At best, it is a partial change in ownership if a parent "adds" a child as a tenant in common but does not solve the problem entirely and may create new problems. A transfer from parent to parent and child as joint tenants is not a change in ownership at all. If the parents give the property entirely to a child then that does work for change in ownership purposes but the parent loses control, there are capital gains tax issues and what happens if the child dies first...? The property may very well be reassessed while the parent is living. This planning is not easy and there is no one size fits all.
In addition, there is a loss of control, basis carry over to child, subject's property to child's creditors or divorce, loss of rental income and child may predecease.
Rentals – transfer now and no future adjusted basis and cannot depreciate it.

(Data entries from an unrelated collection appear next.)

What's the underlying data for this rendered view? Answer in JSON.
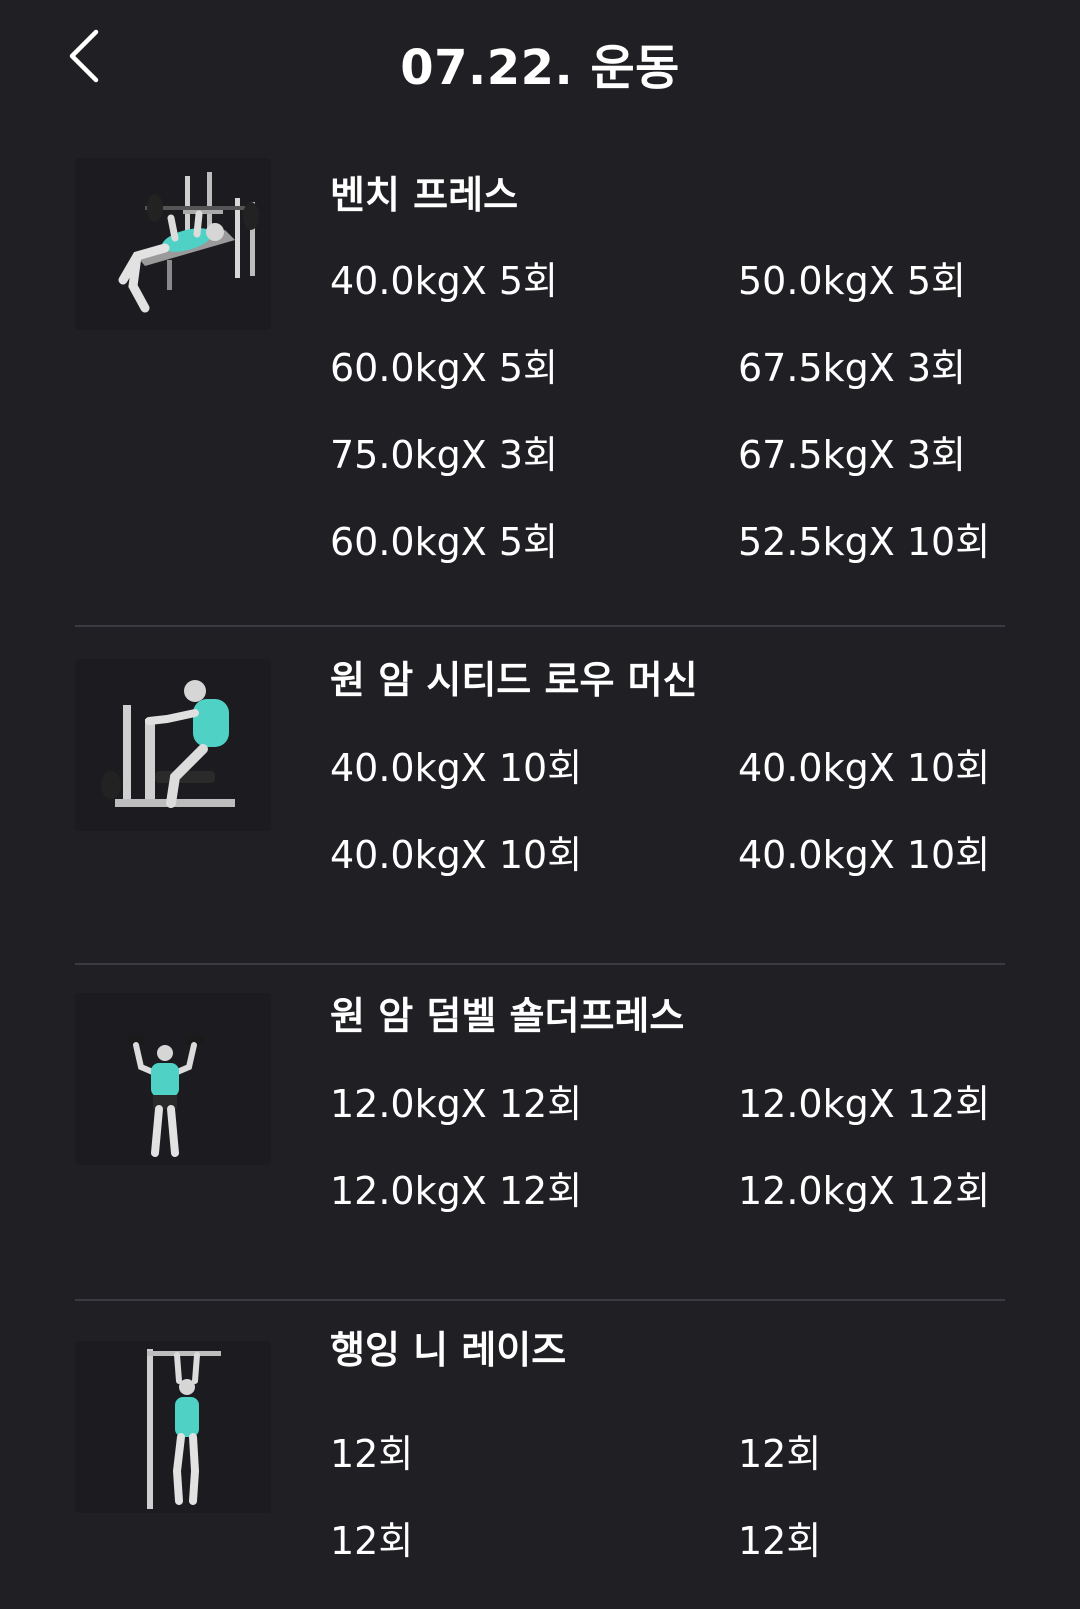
{
  "header": {
    "title": "07.22. 운동",
    "back_icon": "chevron-left-icon"
  },
  "colors": {
    "background": "#1f1f24",
    "text": "#ffffff",
    "divider": "#3a3a40",
    "muscle_accent": "#4fd1c5"
  },
  "exercises": [
    {
      "name": "벤치 프레스",
      "image": "bench-press-illustration",
      "sets": [
        "40.0kgX 5회",
        "50.0kgX 5회",
        "60.0kgX 5회",
        "67.5kgX 3회",
        "75.0kgX 3회",
        "67.5kgX 3회",
        "60.0kgX 5회",
        "52.5kgX 10회"
      ]
    },
    {
      "name": "원 암 시티드 로우 머신",
      "image": "seated-row-machine-illustration",
      "sets": [
        "40.0kgX 10회",
        "40.0kgX 10회",
        "40.0kgX 10회",
        "40.0kgX 10회"
      ]
    },
    {
      "name": "원 암 덤벨 숄더프레스",
      "image": "dumbbell-shoulder-press-illustration",
      "sets": [
        "12.0kgX 12회",
        "12.0kgX 12회",
        "12.0kgX 12회",
        "12.0kgX 12회"
      ]
    },
    {
      "name": "행잉 니 레이즈",
      "image": "hanging-knee-raise-illustration",
      "sets": [
        "12회",
        "12회",
        "12회",
        "12회"
      ]
    }
  ]
}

3. Special Purpose Trust (SPT19™)
A trust designed to cover future expenses so as to not saddle it from the estate or on the heirs. We have a Newport Beach wealth management firm on our board of consultants to provide quotes for clients should they be interested in exploring the numbers on this solution. This firm even does celebrities and they negotiate terms and pricing with insurance carriers and know all the underwriters making the decisions. We have determined that you use the age of the owner, examine IRS mortality tables for lifespan, apply 3.75% out from today to the end of that life span in terms of annual appreciation (3-5% annually except for recession years so average with 3.75%). Then we add the 1.25% reassessment rate on that future home value and use that as a minimum death benefit to cover property taxes for up to 10 years assuaging the effects of it. As discussed above, while proceeds must be used for the special purpose of paying property taxes or a buyout should the insured need critical living care for nursing that would be added and made accessible.
4. Dedicate home to one child who will make their personal residence.

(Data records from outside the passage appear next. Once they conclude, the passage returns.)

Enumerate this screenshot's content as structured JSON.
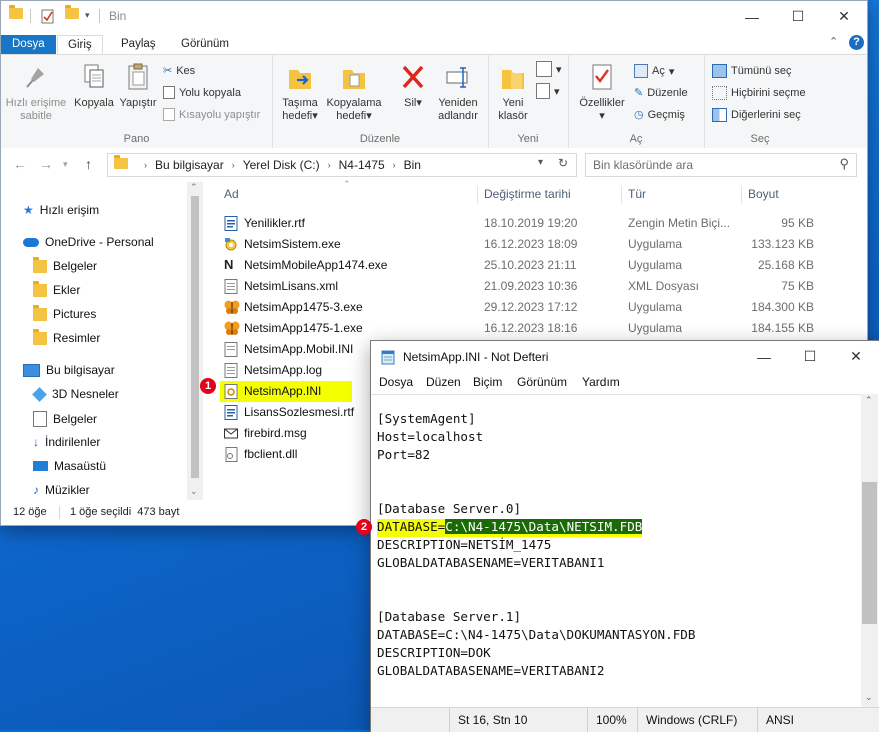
{
  "explorer": {
    "title": "Bin",
    "tabs": [
      "Dosya",
      "Giriş",
      "Paylaş",
      "Görünüm"
    ],
    "ribbon": {
      "pano": {
        "name": "Pano",
        "pin": "Hızlı erişime sabitle",
        "copy": "Kopyala",
        "paste": "Yapıştır",
        "cut": "Kes",
        "copy_path": "Yolu kopyala",
        "paste_shortcut": "Kısayolu yapıştır"
      },
      "duzenle": {
        "name": "Düzenle",
        "move_to": "Taşıma hedefi",
        "copy_to": "Kopyalama hedefi",
        "delete": "Sil",
        "rename": "Yeniden adlandır"
      },
      "yeni": {
        "name": "Yeni",
        "new_folder": "Yeni klasör"
      },
      "ac": {
        "name": "Aç",
        "properties": "Özellikler",
        "open": "Aç",
        "edit": "Düzenle",
        "history": "Geçmiş"
      },
      "sec": {
        "name": "Seç",
        "select_all": "Tümünü seç",
        "select_none": "Hiçbirini seçme",
        "invert": "Diğerlerini seç"
      }
    },
    "address": [
      "Bu bilgisayar",
      "Yerel Disk (C:)",
      "N4-1475",
      "Bin"
    ],
    "search_placeholder": "Bin klasöründe ara",
    "nav": {
      "quick": "Hızlı erişim",
      "onedrive": "OneDrive - Personal",
      "onedrive_items": [
        "Belgeler",
        "Ekler",
        "Pictures",
        "Resimler"
      ],
      "pc": "Bu bilgisayar",
      "pc_items": [
        "3D Nesneler",
        "Belgeler",
        "İndirilenler",
        "Masaüstü",
        "Müzikler"
      ]
    },
    "columns": {
      "name": "Ad",
      "date": "Değiştirme tarihi",
      "type": "Tür",
      "size": "Boyut"
    },
    "files": [
      {
        "name": "Yenilikler.rtf",
        "date": "18.10.2019 19:20",
        "type": "Zengin Metin Biçi...",
        "size": "95 KB"
      },
      {
        "name": "NetsimSistem.exe",
        "date": "16.12.2023 18:09",
        "type": "Uygulama",
        "size": "133.123 KB"
      },
      {
        "name": "NetsimMobileApp1474.exe",
        "date": "25.10.2023 21:11",
        "type": "Uygulama",
        "size": "25.168 KB"
      },
      {
        "name": "NetsimLisans.xml",
        "date": "21.09.2023 10:36",
        "type": "XML Dosyası",
        "size": "75 KB"
      },
      {
        "name": "NetsimApp1475-3.exe",
        "date": "29.12.2023 17:12",
        "type": "Uygulama",
        "size": "184.300 KB"
      },
      {
        "name": "NetsimApp1475-1.exe",
        "date": "16.12.2023 18:16",
        "type": "Uygulama",
        "size": "184.155 KB"
      },
      {
        "name": "NetsimApp.Mobil.INI",
        "date": "",
        "type": "",
        "size": ""
      },
      {
        "name": "NetsimApp.log",
        "date": "",
        "type": "",
        "size": ""
      },
      {
        "name": "NetsimApp.INI",
        "date": "",
        "type": "",
        "size": ""
      },
      {
        "name": "LisansSozlesmesi.rtf",
        "date": "",
        "type": "",
        "size": ""
      },
      {
        "name": "firebird.msg",
        "date": "",
        "type": "",
        "size": ""
      },
      {
        "name": "fbclient.dll",
        "date": "",
        "type": "",
        "size": ""
      }
    ],
    "status": {
      "count": "12 öğe",
      "selection": "1 öğe seçildi  473 bayt"
    }
  },
  "badges": {
    "one": "1",
    "two": "2"
  },
  "notepad": {
    "title": "NetsimApp.INI - Not Defteri",
    "menu": [
      "Dosya",
      "Düzen",
      "Biçim",
      "Görünüm",
      "Yardım"
    ],
    "lines": [
      "[SystemAgent]",
      "Host=localhost",
      "Port=82",
      "",
      "",
      "[Database Server.0]",
      "DATABASE=",
      "DESCRIPTION=NETSİM_1475",
      "GLOBALDATABASENAME=VERITABANI1",
      "",
      "",
      "[Database Server.1]",
      "DATABASE=C:\\N4-1475\\Data\\DOKUMANTASYON.FDB",
      "DESCRIPTION=DOK",
      "GLOBALDATABASENAME=VERITABANI2"
    ],
    "selected_text": "C:\\N4-1475\\Data\\NETSIM.FDB",
    "status": {
      "position": "St 16, Stn 10",
      "zoom": "100%",
      "eol": "Windows (CRLF)",
      "encoding": "ANSI"
    }
  },
  "colors": {
    "accent": "#1975c5",
    "highlight": "#f4ff00",
    "selection": "#1a6b05",
    "badge": "#e5001c"
  }
}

This gets complicated and should require an amendment to the trust making the personal residence to this particular child. However, there will be problems where there is more than one child in terms of fairness. In effect, a buyout strategy may also be required to ensure equipoise among the beneficiaries. This can also be done with a reallocation of the assets. For example, one could receive pension plan assets vs. value of the home ( hard to predict what 50% more or less of a home value will be in the future). Probably needs SPT19 also for buyout.
5. Sell – sell – sell
This means either use Prop 19 to upgrade to something worth more and capture the new value and shorten the reassessment period. Alternatively, sell and move to another state (we have realtors in most of the popular non-tax states). We have been working on the California Expat program which helps folks extricate themselves from the clutches of California taxes and move to another more moderate or non-tax state. We like to see what the retirement horizon is and maybe help the client acquire a rental property in the future state of residency so that the landing pad is identified for the launch and can get pre-paid by a tenant and provide tax deductions until a client is ready to move.
I would say these are really the only solutions to Prop19 and dampening the effects unless it is recalled or amended. The other final thought might be just live life and do not worry about it as it does not affect you and someone is receiving your property for free so they will have to make the proper calls when it lands in their lap and pre-planning anything right now might be hastily with counterproductive consequences like everyone rushing to transfer property into irrevocable trusts (might be good for commercial/multi-family holdings).